On Monday the ACLU celebrated its Hawaii Supreme Court victory over the 2021 Maui County sweep. County officials had ignored multiple requests for contested case hearings before destroying property belonging to the homeless.

Maui County had argued “it did not need to conduct a contested case hearing because such a hearing was not required by administrative rule, by statute, or by constitutional due process,” according to the Supreme Court’s ruling.

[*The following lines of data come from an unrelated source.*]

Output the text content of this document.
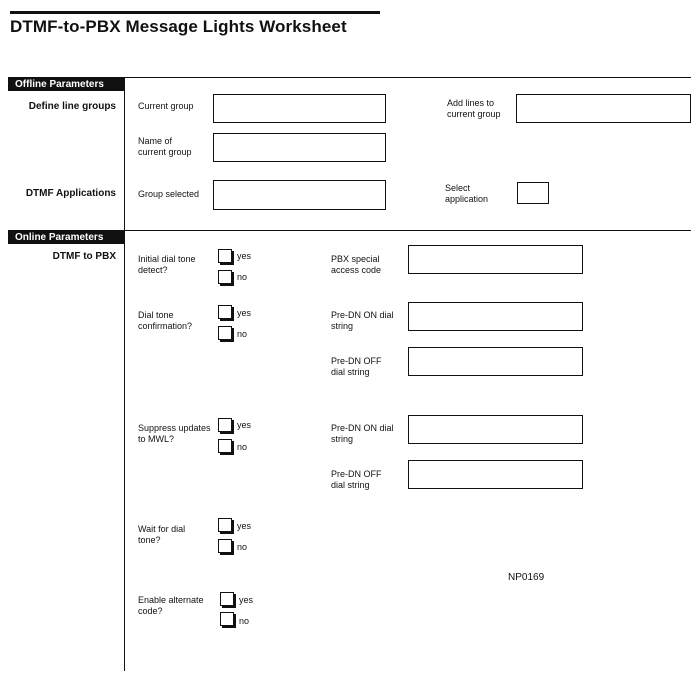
DTMF-to-PBX Message Lights Worksheet
Offline Parameters
Define line groups Current group
Name of
current group
Add lines to
current group
DTMF Applications Group selected
Select
application
Online Parameters
DTMF to PBX Initial dial tone
detect?
yes
no
Dial tone
confirmation?
yes
no
Suppress updates
to MWL?
yes
no
Wait for dial
tone?
yes
no
Enable alternate
code?
yes
no
PBX special
access code
Pre-DN ON dial
string
Pre-DN OFF
dial string
Pre-DN ON dial
string
Pre-DN OFF
dial string
NP0169
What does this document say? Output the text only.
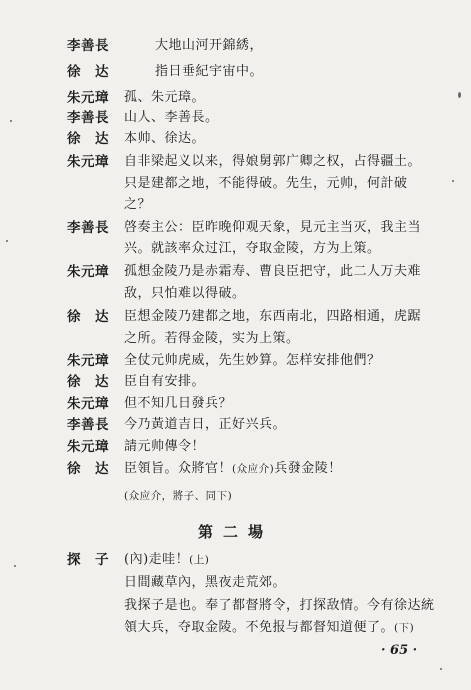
李善長	大地山河开錦綉，
徐　达	指日垂紀宇宙中。
朱元璋 孤、朱元璋。
李善長 山人、李善長。
徐　达 本帅、徐达。
朱元璋 自非梁起义以来，得娘舅郭广卿之权，占得疆土。
只是建都之地，不能得破。先生，元帅，何計破
之？
李善長 啓奏主公：臣昨晚仰观天象，見元主当灭，我主当
兴。就該率众过江，夺取金陵，方为上策。
朱元璋 孤想金陵乃是赤霜寿、曹良臣把守，此二人万夫难
敌，只怕难以得破。
徐　达 臣想金陵乃建都之地，东西南北，四路相通，虎踞
之所。若得金陵，实为上策。
朱元璋 全仗元帅虎威，先生妙算。怎样安排他們？
徐　达 臣自有安排。
朱元璋 但不知几日發兵？
李善長 今乃黃道吉日，正好兴兵。
朱元璋 請元帅傳令！
徐　达 臣領旨。众將官！(众应介)兵發金陵！
(众应介，將子、同下)
第二場
探　子 (內)走哇！(上)
日間藏草內，黑夜走荒郊。
我探子是也。奉了都督將令，打探敌情。今有徐达統
領大兵，夺取金陵。不免报与都督知道便了。(下)
· 65 ·
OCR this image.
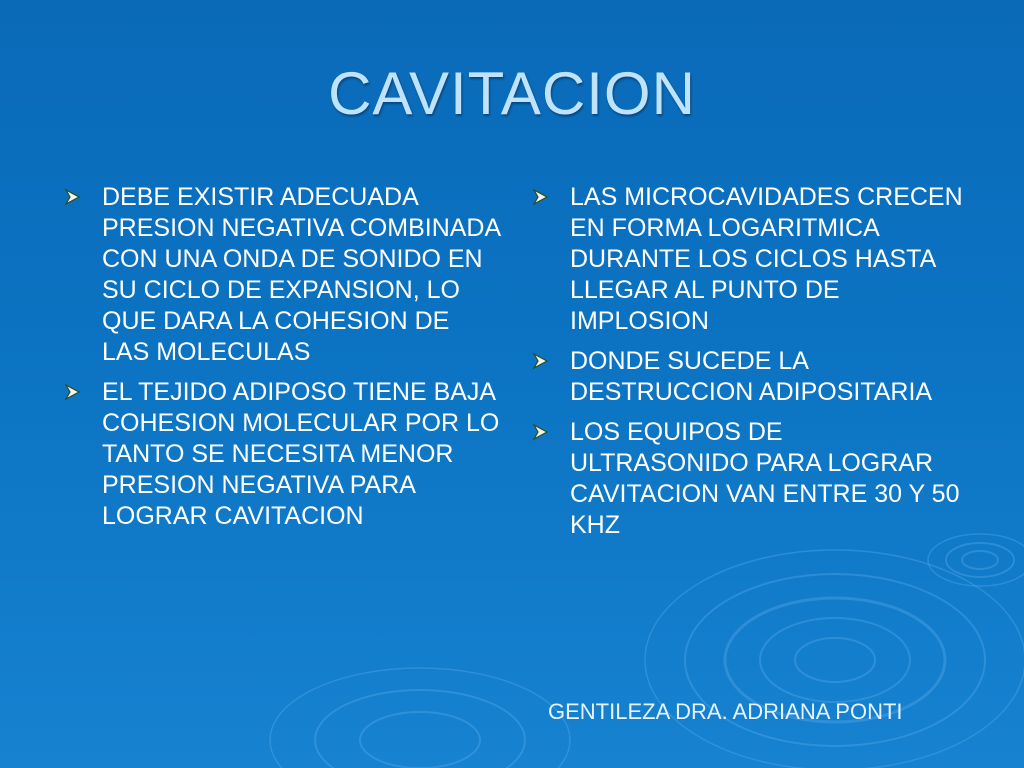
CAVITACION
DEBE EXISTIR ADECUADA PRESION NEGATIVA COMBINADA CON UNA ONDA DE SONIDO EN SU CICLO DE EXPANSION, LO QUE DARA LA COHESION DE LAS MOLECULAS
EL TEJIDO ADIPOSO TIENE BAJA COHESION MOLECULAR POR LO TANTO SE NECESITA MENOR PRESION NEGATIVA PARA LOGRAR CAVITACION
LAS MICROCAVIDADES CRECEN EN FORMA LOGARITMICA DURANTE LOS CICLOS HASTA LLEGAR AL PUNTO DE IMPLOSION
DONDE SUCEDE LA DESTRUCCION ADIPOSITARIA
LOS EQUIPOS DE ULTRASONIDO PARA LOGRAR CAVITACION VAN ENTRE 30 Y 50 KHZ
GENTILEZA DRA. ADRIANA PONTI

But the court wrote that Hawaii’s Constitution states, “No person shall be deprived of life, liberty or property without due process of law. … The Fifth Amendment to the United States Constitution similarly states, ‘No person shall be … deprived of life, liberty, or property, without due process of law …’”

“Today, we hold that unabandoned possessions of houseless persons constitute property protected by the due process clause of Article I, Section 5 of the Hawai ‘i Constitution,” the court wrote in its decision.

Destroying homeless possessions immediately also represented “a decision the County cannot reverse,” the court said.

The court’s decision upheld an earlier ACLU win on behalf of its plaintiffs in Maui’s Second Circuit Court, which Maui County then appealed to the Supreme Court.